If this is what's happening, I'm not sure what to do about it ...
FWIW while looking into this, I tried running this under valgrind (on a
regular 64-bit system, not in the chroot), and I get this report:
==65065== Invalid read of size 8
==65065== at 0x113B0EBE: pg_buffercache_numa_pages
(pg_buffercache_pages.c:380)
==65065== by 0x6B539D: ExecMakeTableFunctionResult (execSRF.c:234)
==65065== by 0x6CEB7E: FunctionNext (nodeFunctionscan.c:94)
==65065== by 0x6B6ACA: ExecScanFetch (execScan.h:126)
==65065== by 0x6B6B31: ExecScanExtended (execScan.h:170)
==65065== by 0x6B6C9D: ExecScan (execScan.c:59)
==65065== by 0x6CEF0F: ExecFunctionScan (nodeFunctionscan.c:269)
==65065== by 0x6B29FA: ExecProcNodeFirst (execProcnode.c:469)
==65065== by 0x6A6F56: ExecProcNode (executor.h:313)
==65065== by 0x6A9533: ExecutePlan (execMain.c:1679)
==65065== by 0x6A7422: standard_ExecutorRun (execMain.c:367)

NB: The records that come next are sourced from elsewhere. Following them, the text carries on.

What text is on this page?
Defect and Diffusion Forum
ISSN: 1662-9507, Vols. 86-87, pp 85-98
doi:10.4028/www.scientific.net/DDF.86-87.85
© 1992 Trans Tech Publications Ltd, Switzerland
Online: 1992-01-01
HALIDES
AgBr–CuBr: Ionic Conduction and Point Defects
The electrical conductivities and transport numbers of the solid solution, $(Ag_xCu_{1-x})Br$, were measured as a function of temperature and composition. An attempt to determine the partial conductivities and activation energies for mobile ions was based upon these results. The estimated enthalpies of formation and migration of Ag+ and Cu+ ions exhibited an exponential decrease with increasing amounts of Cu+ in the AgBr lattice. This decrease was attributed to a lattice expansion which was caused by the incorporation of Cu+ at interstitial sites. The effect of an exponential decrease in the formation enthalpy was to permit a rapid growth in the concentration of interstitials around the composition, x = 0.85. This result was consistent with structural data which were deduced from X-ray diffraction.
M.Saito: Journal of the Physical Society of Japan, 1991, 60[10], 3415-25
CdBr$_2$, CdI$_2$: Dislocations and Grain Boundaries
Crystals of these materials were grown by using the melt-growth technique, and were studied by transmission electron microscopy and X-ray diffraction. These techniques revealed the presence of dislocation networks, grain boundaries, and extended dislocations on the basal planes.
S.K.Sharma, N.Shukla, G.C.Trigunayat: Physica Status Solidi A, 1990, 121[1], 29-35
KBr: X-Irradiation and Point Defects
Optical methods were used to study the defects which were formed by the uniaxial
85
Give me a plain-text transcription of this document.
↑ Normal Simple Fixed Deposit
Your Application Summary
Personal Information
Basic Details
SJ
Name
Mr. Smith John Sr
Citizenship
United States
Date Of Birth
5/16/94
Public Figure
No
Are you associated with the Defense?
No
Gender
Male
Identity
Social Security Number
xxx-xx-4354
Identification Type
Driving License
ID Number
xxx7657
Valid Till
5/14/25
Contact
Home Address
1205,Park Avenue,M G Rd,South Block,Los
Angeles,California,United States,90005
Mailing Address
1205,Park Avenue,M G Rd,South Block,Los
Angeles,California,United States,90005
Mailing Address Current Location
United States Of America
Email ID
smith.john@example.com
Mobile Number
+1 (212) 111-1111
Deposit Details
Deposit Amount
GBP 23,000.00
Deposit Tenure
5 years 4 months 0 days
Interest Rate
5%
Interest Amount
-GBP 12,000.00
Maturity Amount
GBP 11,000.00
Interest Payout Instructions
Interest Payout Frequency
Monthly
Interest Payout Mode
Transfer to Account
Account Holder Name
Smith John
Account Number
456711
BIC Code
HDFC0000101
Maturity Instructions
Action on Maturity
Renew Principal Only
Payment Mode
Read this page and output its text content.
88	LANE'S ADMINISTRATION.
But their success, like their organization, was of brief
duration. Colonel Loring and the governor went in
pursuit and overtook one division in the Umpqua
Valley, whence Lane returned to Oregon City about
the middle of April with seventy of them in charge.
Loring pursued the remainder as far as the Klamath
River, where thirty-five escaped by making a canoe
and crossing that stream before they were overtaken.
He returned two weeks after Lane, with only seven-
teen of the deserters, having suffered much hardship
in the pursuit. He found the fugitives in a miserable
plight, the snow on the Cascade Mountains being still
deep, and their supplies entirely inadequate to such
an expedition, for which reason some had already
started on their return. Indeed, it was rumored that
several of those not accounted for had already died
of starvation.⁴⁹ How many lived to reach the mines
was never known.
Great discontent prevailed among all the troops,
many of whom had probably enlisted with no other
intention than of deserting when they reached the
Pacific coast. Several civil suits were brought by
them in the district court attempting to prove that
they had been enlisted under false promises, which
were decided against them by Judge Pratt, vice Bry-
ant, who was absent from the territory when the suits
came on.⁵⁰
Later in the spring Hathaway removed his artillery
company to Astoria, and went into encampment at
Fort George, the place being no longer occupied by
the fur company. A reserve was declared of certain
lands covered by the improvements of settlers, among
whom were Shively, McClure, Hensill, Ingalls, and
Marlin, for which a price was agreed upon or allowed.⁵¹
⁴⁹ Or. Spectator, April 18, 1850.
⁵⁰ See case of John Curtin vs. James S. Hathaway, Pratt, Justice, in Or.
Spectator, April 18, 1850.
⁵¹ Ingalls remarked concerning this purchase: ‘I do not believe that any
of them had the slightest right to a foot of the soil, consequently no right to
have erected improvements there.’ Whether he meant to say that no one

==65065== by 0x6A7330: ExecutorRun (execMain.c:304)
==65065== by 0x934EF0: PortalRunSelect (pquery.c:921)
==65065== by 0x934BD8: PortalRun (pquery.c:765)
==65065== by 0x92E4CD: exec_simple_query (postgres.c:1273)
==65065== by 0x93301E: PostgresMain (postgres.c:4766)
==65065== by 0x92A88B: BackendMain (backend_startup.c:124)
==65065== by 0x85A7C7: postmaster_child_launch (launch_backend.c:290)
==65065== by 0x860111: BackendStartup (postmaster.c:3580)
==65065== by 0x85DE6F: ServerLoop (postmaster.c:1702)
==65065== Address 0x7b6c000 is in a rw- anonymous segment
This fails here (on the pg_numa_touch_mem_if_required call):
for (char *ptr = startptr; ptr < endptr; ptr += os_page_size)
{
os_page_ptrs[idx++] = ptr;
/* Only need to touch memory once per backend process */
if (firstNumaTouch)
pg_numa_touch_mem_if_required(touch, ptr);
}
The 0x7b6c000 is the very first pointer, and it's the only pointer that
triggers this warning. At first I thought there's something wrong with
how we align the pointer using TYPEALIGN_DOWN(), but then I noticed it's
actually the pointer of BufferGetBlock(1).
So I'm a bit puzzled by this, and I'm not sure it's related to the other
issue at all (it probably is not).
It's a bit too late here, I'll continue investigating this tomorrow.